Prior to his career as an artist, Kidner studied History and Anthropology at Cambridge. Although his practice was predominantly driven by order and rationality, symbolising his view that reason would solve personal and social issues, he recognised that human nature was often unruly and irrational. By inviting indeterminate and chance elements into his methods when creating his mature work, he created paintings that expressed the fluctuating order of the natural world. This link between the principles of science and mathematics to anthropology and morality is vital when considering the work of Michael Kidner. Never seeing himself as a scientist or mathematician, Kidner embraced fundamental mysteries, approaching his subject matters with endless curiously and the sensibility of a truly creative and exceptional artist.

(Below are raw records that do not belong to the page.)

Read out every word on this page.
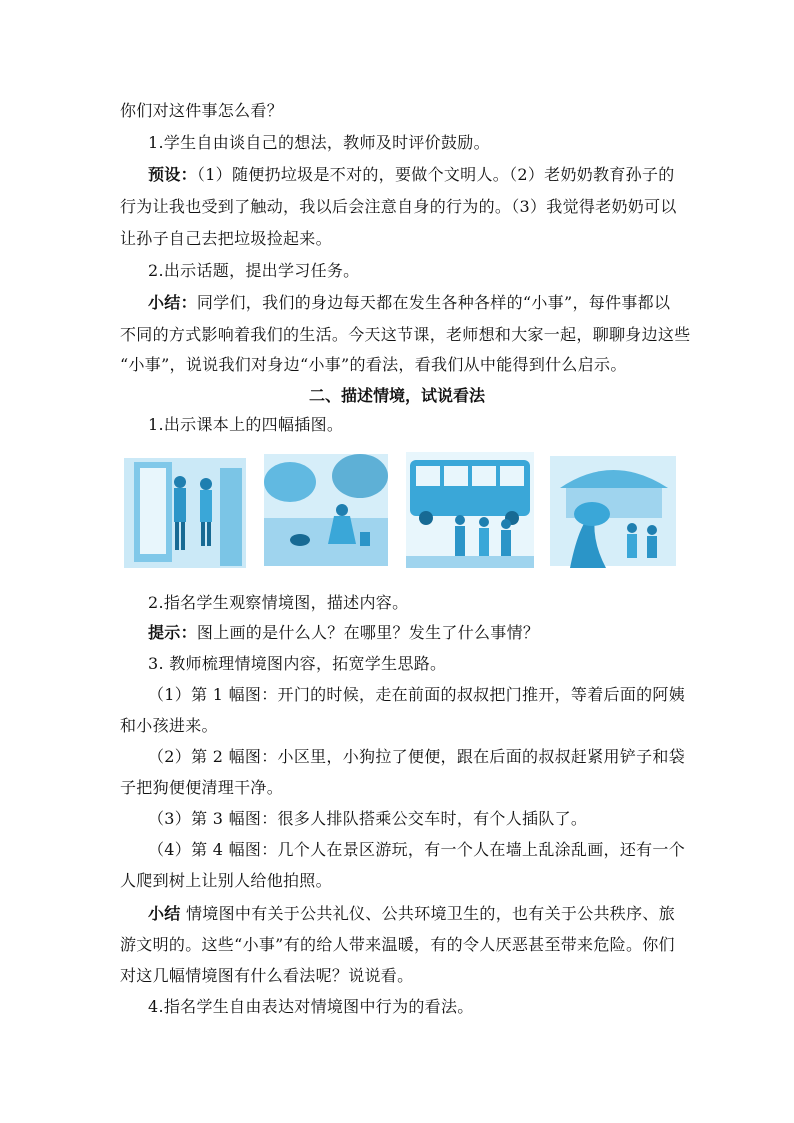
你们对这件事怎么看？
1.学生自由谈自己的想法，教师及时评价鼓励。
预设：（1）随便扔垃圾是不对的，要做个文明人。（2）老奶奶教育孙子的
行为让我也受到了触动，我以后会注意自身的行为的。（3）我觉得老奶奶可以
让孙子自己去把垃圾捡起来。
2.出示话题，提出学习任务。
小结：同学们，我们的身边每天都在发生各种各样的“小事”，每件事都以
不同的方式影响着我们的生活。今天这节课，老师想和大家一起，聊聊身边这些
“小事”，说说我们对身边“小事”的看法，看我们从中能得到什么启示。
二、描述情境，试说看法
1.出示课本上的四幅插图。
2.指名学生观察情境图，描述内容。
提示：图上画的是什么人？在哪里？发生了什么事情？
3. 教师梳理情境图内容，拓宽学生思路。
（1）第 1 幅图：开门的时候，走在前面的叔叔把门推开，等着后面的阿姨
和小孩进来。
（2）第 2 幅图：小区里，小狗拉了便便，跟在后面的叔叔赶紧用铲子和袋
子把狗便便清理干净。
（3）第 3 幅图：很多人排队搭乘公交车时，有个人插队了。
（4）第 4 幅图：几个人在景区游玩，有一个人在墙上乱涂乱画，还有一个
人爬到树上让别人给他拍照。
小结 情境图中有关于公共礼仪、公共环境卫生的，也有关于公共秩序、旅
游文明的。这些“小事”有的给人带来温暖，有的令人厌恶甚至带来危险。你们
对这几幅情境图有什么看法呢？说说看。
4.指名学生自由表达对情境图中行为的看法。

This defiant curiosity continued throughout his entire career, which spanned over half a century, and despite progressive Cerebella Ataxia, which left him unable to walk, Kidner continued to work in his studio until a month before his death at the age of 92.

Installation view
Installation view
Michael Kidner, Love is a Virus from Outer Space, 2001

Michael Kidner

Love is a Virus from Outer Space, 2001
Acrylic on board
244 x 366 cm
96 x 144 in

Kidner had significant gallery and museum exhibitions throughout the UK and Europe, including a particularly memorable exhibition at the Serpentine Gallery in London in 1984. I started formally working with him in 2003, having previously included him in two major surveys of British abstract painting, with the exhibition Love Is a Virus from Outer Space, followed by several exhibitions until his death in 2009, including a major retrospective no goals in a quicksand in 2007. Michael would be so proud to see his work at the Rothko Centre, and I am indebted to curator Farida Zaletilo’s vision in bringing his work to Daugavpils, where the audience will no doubt find their own ways to contextualize his paintings.